The rural GP recalls a time when he wanted nothing to do with patients hooked on opioids

"I thought they were drug addicts who would nick my needles, manipulate me into writing prescriptions, threaten me and upset my other patients," he said.

When he became a grudging methadone prescriber, he thought so-called addicts would scare off his other patients and spell the end for his practice.

It never happened.

"I've been treating some of these patients for 20 years. They're like good mates," Dr Holliday said.

But a lack of support for time-poor GPs - reluctant to treat opioid "addicts" - will have them reaching for their prescription pads rather than search for alternatives ways to manage their patients' chronic pain and opioid dependence, he said.
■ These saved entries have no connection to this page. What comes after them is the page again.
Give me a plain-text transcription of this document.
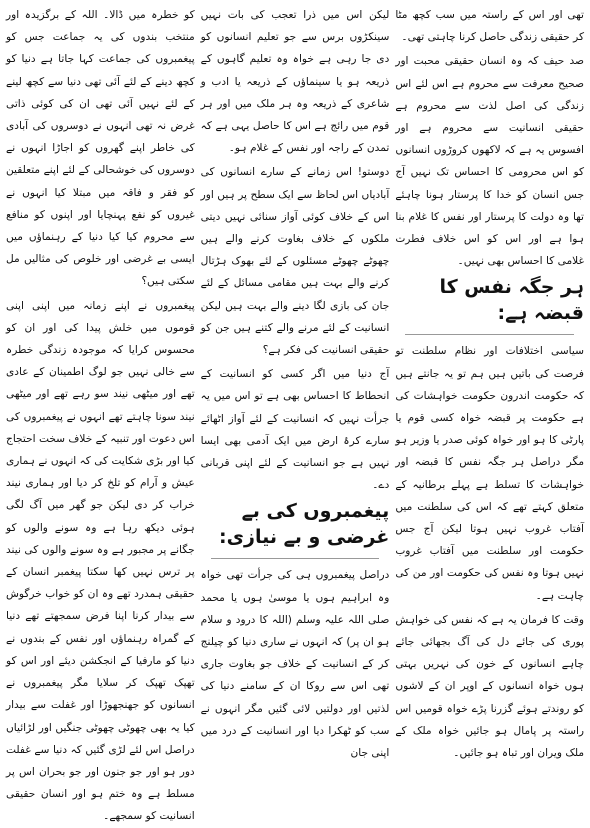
تھی اور اس کے راستہ میں سب کچھ مٹا کر حقیقی زندگی حاصل کرنا چاہتی تھی۔

صد حیف کہ وہ انسان حقیقی محبت اور صحیح معرفت سے محروم ہے اس لئے اس زندگی کی اصل لذت سے محروم ہے حقیقی انسانیت سے محروم ہے اور افسوس یہ ہے کہ لاکھوں کروڑوں انسانوں کو اس محرومی کا احساس تک نہیں آج جس انسان کو خدا کا پرستار ہونا چاہئے تھا وہ دولت کا پرستار اور نفس کا غلام بنا ہوا ہے اور اس کو اس خلاف فطرت غلامی کا احساس بھی نہیں۔

ہر جگہ نفس کا قبضہ ہے:

سیاسی اختلافات اور نظام سلطنت تو فرصت کی باتیں ہیں ہم تو یہ جانتے ہیں کہ حکومت اندرون حکومت خواہشات کی ہے حکومت پر قبضہ خواہ کسی قوم یا پارٹی کا ہو اور خواہ کوئی صدر یا وزیر ہو مگر دراصل ہر جگہ نفس کا قبضہ اور خواہشات کا تسلط ہے پہلے برطانیہ کے متعلق کہتے تھے کہ اس کی سلطنت میں آفتاب غروب نہیں ہوتا لیکن آج جس حکومت اور سلطنت میں آفتاب غروب نہیں ہوتا وہ نفس کی حکومت اور من کی چاہت ہے۔

وقت کا فرمان یہ ہے کہ نفس کی خواہش پوری کی جائے دل کی آگ بجھائی جائے چاہے انسانوں کے خون کی نہریں بہتی ہوں خواہ انسانوں کے اوپر ان کے لاشوں کو روندتے ہوئے گزرنا پڑے خواہ قومیں اس راستہ پر پامال ہو جائیں خواہ ملک کے ملک ویران اور تباہ ہو جائیں۔

لیکن اس میں ذرا تعجب کی بات نہیں سینکڑوں برس سے جو تعلیم انسانوں کو دی جا رہی ہے خواہ وہ تعلیم گاہوں کے ذریعہ ہو یا سینماؤں کے ذریعہ یا ادب و شاعری کے ذریعہ وہ ہر ملک میں اور ہر قوم میں رائج ہے اس کا حاصل یہی ہے کہ تمدن کے راجہ اور نفس کے غلام ہو۔

دوستو! اس زمانے کے سارے انسانوں کی آبادیاں اس لحاظ سے ایک سطح پر ہیں اور اس کے خلاف کوئی آواز سنائی نہیں دیتی ملکوں کے خلاف بغاوت کرنے والے ہیں چھوٹے چھوٹے مسئلوں کے لئے بھوک ہڑتال کرنے والے بہت ہیں مقامی مسائل کے لئے جان کی بازی لگا دینے والے بہت ہیں لیکن انسانیت کے لئے مرنے والے کتنے ہیں جن کو حقیقی انسانیت کی فکر ہے؟

آج دنیا میں اگر کسی کو انسانیت کے انحطاط کا احساس بھی ہے تو اس میں یہ جرأت نہیں کہ انسانیت کے لئے آواز اٹھائے سارے کرۂ ارض میں ایک آدمی بھی ایسا نہیں ہے جو انسانیت کے لئے اپنی قربانی دے۔

پیغمبروں کی بے غرضی و بے نیازی:

دراصل پیغمبروں ہی کی جرأت تھی خواہ وہ ابراہیم ہوں یا موسیٰ ہوں یا محمد صلی اللہ علیہ وسلم (اللہ کا درود و سلام ہو ان پر) کہ انہوں نے ساری دنیا کو چیلنج کر کے انسانیت کے خلاف جو بغاوت جاری تھی اس سے روکا ان کے سامنے دنیا کی لذتیں اور دولتیں لائی گئیں مگر انہوں نے سب کو ٹھکرا دیا اور انسانیت کے درد میں اپنی جان

کو خطرہ میں ڈالا۔ اللہ کے برگزیدہ اور منتخب بندوں کی یہ جماعت جس کو پیغمبروں کی جماعت کہا جاتا ہے دنیا کو کچھ دینے کے لئے آئی تھی دنیا سے کچھ لینے کے لئے نہیں آئی تھی ان کی کوئی ذاتی غرض نہ تھی انہوں نے دوسروں کی آبادی کی خاطر اپنے گھروں کو اجاڑا انہوں نے دوسروں کی خوشحالی کے لئے اپنے متعلقین کو فقر و فاقہ میں مبتلا کیا انہوں نے غیروں کو نفع پہنچایا اور اپنوں کو منافع سے محروم کیا کیا دنیا کے رہنماؤں میں ایسی بے غرضی اور خلوص کی مثالیں مل سکتی ہیں؟

پیغمبروں نے اپنے زمانہ میں اپنی اپنی قوموں میں خلش پیدا کی اور ان کو محسوس کرایا کہ موجودہ زندگی خطرہ سے خالی نہیں جو لوگ اطمینان کے عادی تھے اور میٹھی نیند سو رہے تھے اور میٹھی نیند سونا چاہتے تھے انہوں نے پیغمبروں کی اس دعوت اور تنبیہ کے خلاف سخت احتجاج کیا اور بڑی شکایت کی کہ انہوں نے ہماری عیش و آرام کو تلخ کر دیا اور ہماری نیند خراب کر دی لیکن جو گھر میں آگ لگی ہوئی دیکھ رہا ہے وہ سونے والوں کو جگانے پر مجبور ہے وہ سونے والوں کی نیند پر ترس نہیں کھا سکتا پیغمبر انسان کے حقیقی ہمدرد تھے وہ ان کو خواب خرگوش سے بیدار کرنا اپنا فرض سمجھتے تھے دنیا کے گمراہ رہنماؤں اور نفس کے بندوں نے دنیا کو مارفیا کے انجکشن دیئے اور اس کو تھپک تھپک کر سلایا مگر پیغمبروں نے انسانوں کو جھنجھوڑا اور غفلت سے بیدار کیا یہ بھی چھوٹی چھوٹی جنگیں اور لڑائیاں دراصل اس لئے لڑی گئیں کہ دنیا سے غفلت دور ہو اور جو جنون اور جو بحران اس پر مسلط ہے وہ ختم ہو اور انسان حقیقی انسانیت کو سمجھے۔
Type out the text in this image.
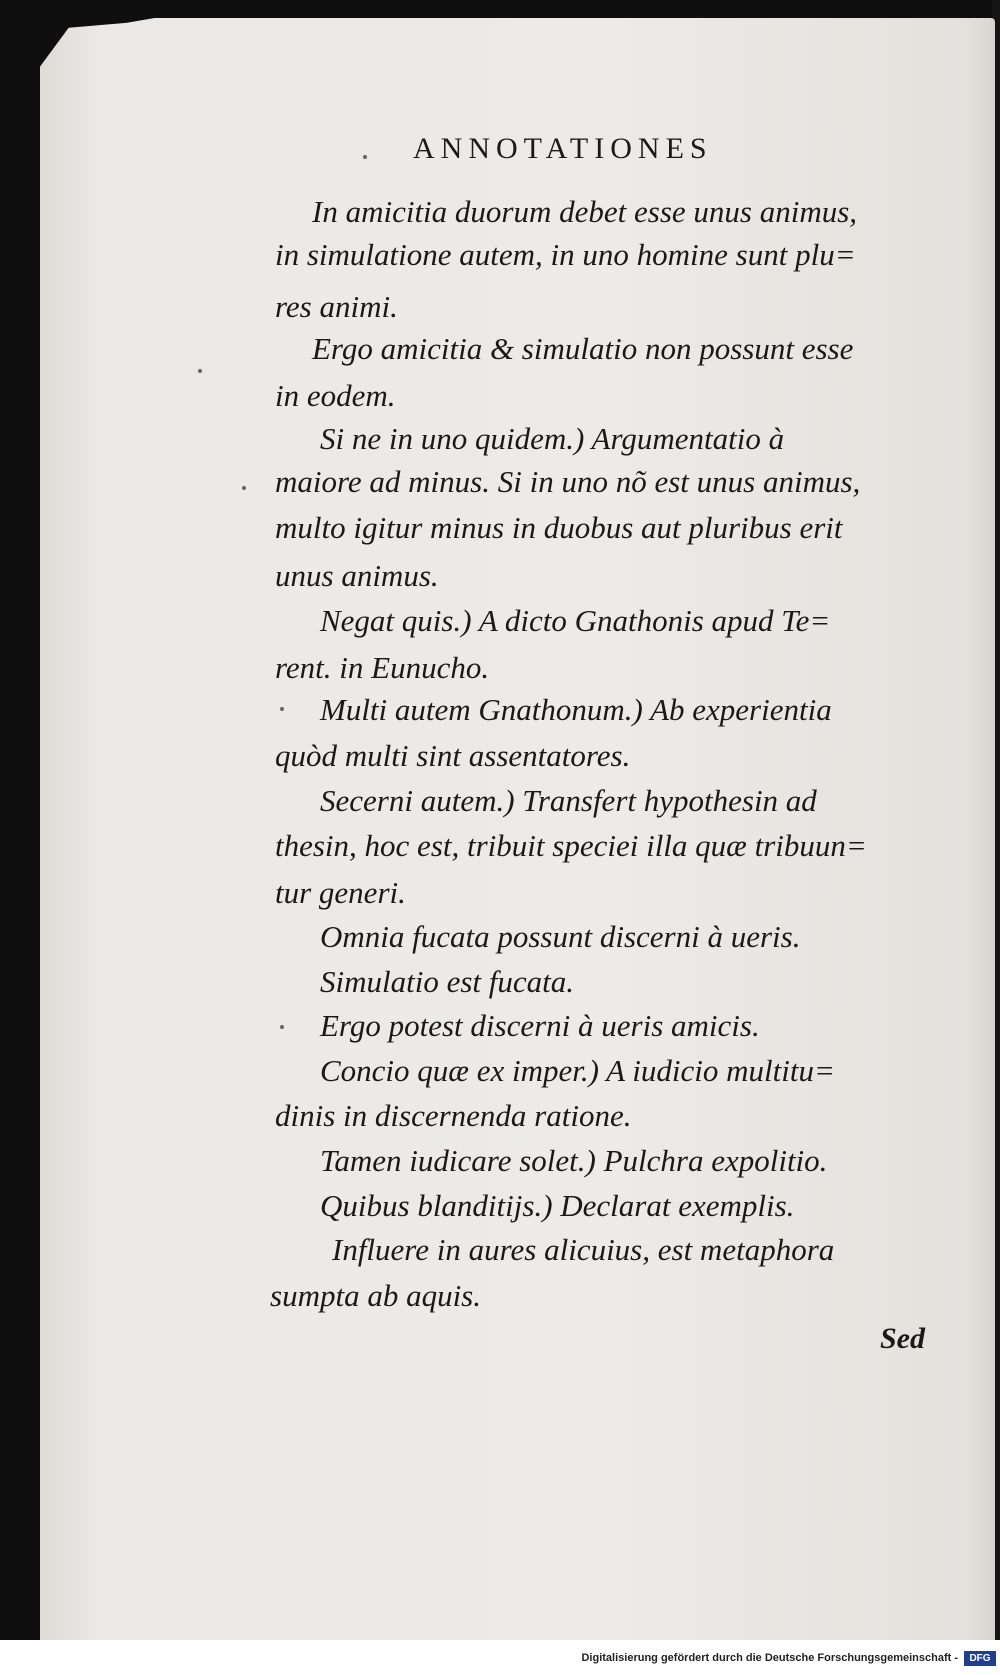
ANNOTATIONES
In amicitia duorum debet esse unus animus,
in simulatione autem, in uno homine sunt plu=
res animi.
Ergo amicitia & simulatio non possunt esse
in eodem.
Si ne in uno quidem.) Argumentatio à
maiore ad minus. Si in uno nõ est unus animus,
multo igitur minus in duobus aut pluribus erit
unus animus.
Negat quis.) A dicto Gnathonis apud Te=
rent. in Eunucho.
Multi autem Gnathonum.) Ab experientia
quòd multi sint assentatores.
Secerni autem.) Transfert hypothesin ad
thesin, hoc est, tribuit speciei illa quæ tribuun=
tur generi.
Omnia fucata possunt discerni à ueris.
Simulatio est fucata.
Ergo potest discerni à ueris amicis.
Concio quæ ex imper.) A iudicio multitu=
dinis in discernenda ratione.
Tamen iudicare solet.) Pulchra expolitio.
Quibus blanditijs.) Declarat exemplis.
Influere in aures alicuius, est metaphora
sumpta ab aquis.
Sed
Digitalisierung gefördert durch die Deutsche Forschungsgemeinschaft -	DFG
"We need to recognise that this is a real dilemma for doctors, their patients and regulators," Dr Holliday said ahead of the Australian Pain Society conference next week, where he will run a session on pain and opioid management.

"We are going to find that an awful lot of people are going to present with an awful lot of pain," he said.
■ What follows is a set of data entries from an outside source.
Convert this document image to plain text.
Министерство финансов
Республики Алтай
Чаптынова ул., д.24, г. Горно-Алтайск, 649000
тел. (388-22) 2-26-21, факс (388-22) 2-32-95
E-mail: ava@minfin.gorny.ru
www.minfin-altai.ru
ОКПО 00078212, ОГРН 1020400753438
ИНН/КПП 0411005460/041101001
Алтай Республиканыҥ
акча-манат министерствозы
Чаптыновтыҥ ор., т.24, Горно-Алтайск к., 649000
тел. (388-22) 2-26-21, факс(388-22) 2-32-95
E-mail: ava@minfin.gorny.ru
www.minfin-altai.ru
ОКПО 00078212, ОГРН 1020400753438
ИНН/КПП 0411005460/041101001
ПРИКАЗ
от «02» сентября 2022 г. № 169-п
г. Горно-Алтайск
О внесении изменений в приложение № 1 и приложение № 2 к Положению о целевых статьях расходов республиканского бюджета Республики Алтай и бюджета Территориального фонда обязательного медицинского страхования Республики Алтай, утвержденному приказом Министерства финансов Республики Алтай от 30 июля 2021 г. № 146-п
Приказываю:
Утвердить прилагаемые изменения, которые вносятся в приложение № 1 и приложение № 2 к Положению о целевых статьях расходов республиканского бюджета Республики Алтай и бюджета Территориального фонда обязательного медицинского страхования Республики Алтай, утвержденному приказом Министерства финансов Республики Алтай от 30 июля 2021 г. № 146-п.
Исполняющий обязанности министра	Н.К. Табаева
The Therapeutics Goods Administration's rescheduling decision came after reports of codeine addicts swallowing up to 100 tablets a day, and people "pharmacist shopping" to stock up on the drugs.

A small percentage of people will find it easier to buy opiates on the black market, but most will turn up in GP waiting rooms, Dr Holliday said.

"GPs will be put in a very difficult position. People who have been using opioids for a long time – sometimes 20 years or so – will come in saying they have extraordinary levels of pain. They'll say they're not addicts, they just need their opioids.

"I think GPs will feel very uncomfortable and ill-prepared. They'll be reluctant to hand out opiates, but won't know what else to do,"  Dr Holliday said.

"Opiates are dangerous because they're so fantastic. You so feel better initially, but you very quickly develop a tolerance"

Taking opioids for more than a week doubles the chances that patients will still be taking them a year later.

"It's like installing malware into the hard drive of your mind. It colours your priorities," Dr Holliday said.

Instead of feeding opioid dependence, GPs needed to be empowered to help patients taper off and use alternative pain coping strategies, he said.

But the current Medicare structure rewarded fast throughput, six minute-medicine, Dr Holliday said.

"Writing prescriptions is often the fastest and easiest way to do this.

"We need a system that supports doctors who take on these patients and take the time to understand them," he said.

Patients needed a multi-pronged approach including methadone programs, surveillance, non-pharmacological chronic pain management, psychological support and practical lifestyle changes.

"We need to think about what our patients eat, how often they exercise, how they sleep. We need them to take the focus off their pain and back onto their lives," Dr Holliday said.

A spokesperson for the Department of Health said the TGA is developing a strategy to help inform the community and healthcare professionals about the rescheduling changes.

Federal Health Minister Greg Hunt has requested the TGA launch its information campaign in April, ahead of schedule, work with pharmacies to alert the public to the problems of codeine misuse and dependency, and help customers transition to alternative products, the spokesperson said.

For Ms Proud, a combination of her pain management physician, opioid replacement drugs, physiotherapy, psychological support and lifestyle changes emboldened her to taper off opioids and manage her pain without drugs.

"It was hard and frustrating, but eventually, over the weeks, I started to see little improvements.

"The pain is never going to be completely gone. I had to grieve for who I used to be, but I have more control over my life," she said.